Amber herself was great. She chatted with us about cats and various geeky things (and when she bent over to grab something and the waistband of her Captain America underwear showed briefly, she took it in stride when R complimented her on them). She really listened to what I wanted, and she did a fantastic job. ^_^

She used something like seven or eight different purple and blue inks, and even though I spent a fair bit of time watching her work at close range, I have no idea how she worked the watercolor magic. (Towards the end I was peering at the color and thought, Oh, she even worked a trace of red in there--no, wait, I'm bleeding.)

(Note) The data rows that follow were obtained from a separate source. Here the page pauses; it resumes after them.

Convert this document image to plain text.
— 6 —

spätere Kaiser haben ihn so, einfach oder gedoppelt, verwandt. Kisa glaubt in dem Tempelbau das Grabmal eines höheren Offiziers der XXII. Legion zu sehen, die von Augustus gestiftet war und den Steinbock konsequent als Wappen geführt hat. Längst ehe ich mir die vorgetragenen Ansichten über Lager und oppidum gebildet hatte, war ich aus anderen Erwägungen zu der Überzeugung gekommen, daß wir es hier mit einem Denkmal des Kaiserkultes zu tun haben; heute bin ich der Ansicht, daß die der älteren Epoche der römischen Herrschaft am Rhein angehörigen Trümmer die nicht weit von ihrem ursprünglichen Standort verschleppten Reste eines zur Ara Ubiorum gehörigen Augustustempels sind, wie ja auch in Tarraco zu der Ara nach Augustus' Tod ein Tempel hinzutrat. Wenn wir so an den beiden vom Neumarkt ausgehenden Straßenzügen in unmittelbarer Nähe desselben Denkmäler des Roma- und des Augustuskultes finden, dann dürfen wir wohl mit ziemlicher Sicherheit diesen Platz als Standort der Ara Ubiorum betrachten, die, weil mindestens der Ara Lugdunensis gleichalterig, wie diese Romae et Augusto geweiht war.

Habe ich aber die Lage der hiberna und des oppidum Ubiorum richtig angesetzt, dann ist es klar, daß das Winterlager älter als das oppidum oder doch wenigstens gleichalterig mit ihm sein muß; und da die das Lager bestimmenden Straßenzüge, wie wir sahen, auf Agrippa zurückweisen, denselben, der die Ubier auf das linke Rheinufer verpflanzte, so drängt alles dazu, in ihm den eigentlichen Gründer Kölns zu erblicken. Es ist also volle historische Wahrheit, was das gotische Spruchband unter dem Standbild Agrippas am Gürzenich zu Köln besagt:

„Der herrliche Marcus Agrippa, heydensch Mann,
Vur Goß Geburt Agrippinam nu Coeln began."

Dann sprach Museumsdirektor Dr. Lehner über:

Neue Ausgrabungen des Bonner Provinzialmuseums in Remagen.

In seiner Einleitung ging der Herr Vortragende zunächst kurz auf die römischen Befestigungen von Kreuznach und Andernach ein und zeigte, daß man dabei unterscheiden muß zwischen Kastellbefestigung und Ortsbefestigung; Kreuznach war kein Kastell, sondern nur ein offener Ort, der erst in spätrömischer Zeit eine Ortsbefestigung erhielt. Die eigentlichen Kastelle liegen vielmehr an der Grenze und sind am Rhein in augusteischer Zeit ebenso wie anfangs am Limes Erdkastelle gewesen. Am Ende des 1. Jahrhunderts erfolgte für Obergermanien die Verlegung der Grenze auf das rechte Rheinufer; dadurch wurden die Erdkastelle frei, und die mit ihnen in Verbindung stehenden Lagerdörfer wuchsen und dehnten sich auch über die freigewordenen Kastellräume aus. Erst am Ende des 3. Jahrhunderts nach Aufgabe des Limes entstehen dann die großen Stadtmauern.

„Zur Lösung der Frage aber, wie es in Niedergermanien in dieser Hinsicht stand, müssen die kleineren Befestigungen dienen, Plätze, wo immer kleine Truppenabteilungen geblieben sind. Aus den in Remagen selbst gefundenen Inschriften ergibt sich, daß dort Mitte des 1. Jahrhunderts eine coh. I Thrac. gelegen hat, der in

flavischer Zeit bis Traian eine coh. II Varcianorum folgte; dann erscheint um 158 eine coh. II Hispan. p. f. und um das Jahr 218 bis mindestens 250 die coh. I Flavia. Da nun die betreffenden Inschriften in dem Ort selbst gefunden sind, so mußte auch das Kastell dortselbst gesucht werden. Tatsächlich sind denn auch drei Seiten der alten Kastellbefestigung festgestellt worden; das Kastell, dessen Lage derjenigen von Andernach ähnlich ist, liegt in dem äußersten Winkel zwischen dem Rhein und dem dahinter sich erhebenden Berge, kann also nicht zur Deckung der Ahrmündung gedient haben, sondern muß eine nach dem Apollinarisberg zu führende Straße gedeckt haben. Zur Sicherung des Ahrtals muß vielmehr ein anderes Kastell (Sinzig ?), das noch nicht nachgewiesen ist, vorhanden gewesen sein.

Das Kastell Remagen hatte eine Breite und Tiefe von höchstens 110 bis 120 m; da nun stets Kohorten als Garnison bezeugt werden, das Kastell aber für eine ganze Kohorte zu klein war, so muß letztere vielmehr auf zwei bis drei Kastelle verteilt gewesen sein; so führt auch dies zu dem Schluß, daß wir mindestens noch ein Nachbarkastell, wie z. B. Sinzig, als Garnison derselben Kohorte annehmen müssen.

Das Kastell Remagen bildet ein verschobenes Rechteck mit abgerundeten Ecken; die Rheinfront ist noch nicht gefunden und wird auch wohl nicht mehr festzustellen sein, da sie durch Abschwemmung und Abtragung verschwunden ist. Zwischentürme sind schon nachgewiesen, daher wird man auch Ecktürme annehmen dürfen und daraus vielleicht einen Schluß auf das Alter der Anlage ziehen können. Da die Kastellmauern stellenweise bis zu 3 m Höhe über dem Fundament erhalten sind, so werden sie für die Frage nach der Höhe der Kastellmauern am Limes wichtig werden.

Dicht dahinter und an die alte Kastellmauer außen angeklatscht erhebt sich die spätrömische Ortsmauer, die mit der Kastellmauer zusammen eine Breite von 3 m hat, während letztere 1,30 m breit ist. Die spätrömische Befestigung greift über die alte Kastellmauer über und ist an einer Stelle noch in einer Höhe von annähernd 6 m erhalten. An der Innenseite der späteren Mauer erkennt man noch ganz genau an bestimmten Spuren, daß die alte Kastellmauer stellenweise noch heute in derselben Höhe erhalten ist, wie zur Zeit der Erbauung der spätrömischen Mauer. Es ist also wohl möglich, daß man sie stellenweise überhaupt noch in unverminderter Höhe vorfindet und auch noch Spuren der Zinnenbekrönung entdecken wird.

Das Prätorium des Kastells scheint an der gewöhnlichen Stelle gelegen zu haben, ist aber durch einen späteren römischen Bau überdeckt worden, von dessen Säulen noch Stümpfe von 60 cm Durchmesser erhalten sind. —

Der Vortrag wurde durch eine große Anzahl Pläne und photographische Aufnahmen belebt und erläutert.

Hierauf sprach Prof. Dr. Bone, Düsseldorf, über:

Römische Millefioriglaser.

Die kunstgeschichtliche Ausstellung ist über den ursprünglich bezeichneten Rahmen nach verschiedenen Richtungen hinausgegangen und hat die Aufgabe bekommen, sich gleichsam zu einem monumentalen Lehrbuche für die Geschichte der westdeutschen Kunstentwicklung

The tattoo is less than two and a half days old and I can already feel the honu part just barely beginning its threat of peeling--the skin is tight, especially if I raise my arm too much. Today I started using Tattoo Goo (which is what I used on my previous tattoos, with great results), and I keep managing to be nervous both about applying too much and too little. My other tattoos never itched much while they healed, and the peeling wasn't too bad (barely noticeable at all with the text on my upper left inner arm), so I hope that's true this time too. *fingers crossed*

It's my fourth tattoo. (The other three were all acquired on the same day.) It's also going to be the most visible by far, and I'm not sure if it's that highly-visible placement or the sheer size/brightness that makes me feel more tattooed than the other three do. My left arm tattoo often goes mostly unnoticed, and the pair on my Achilles tendons are almost never visible, since I tend to wear tights when I'm in skirts. (They were on display more during this past trip to Toronto than in the entire two years I've had them.)

Now to see how the healing goes. Wish me luck!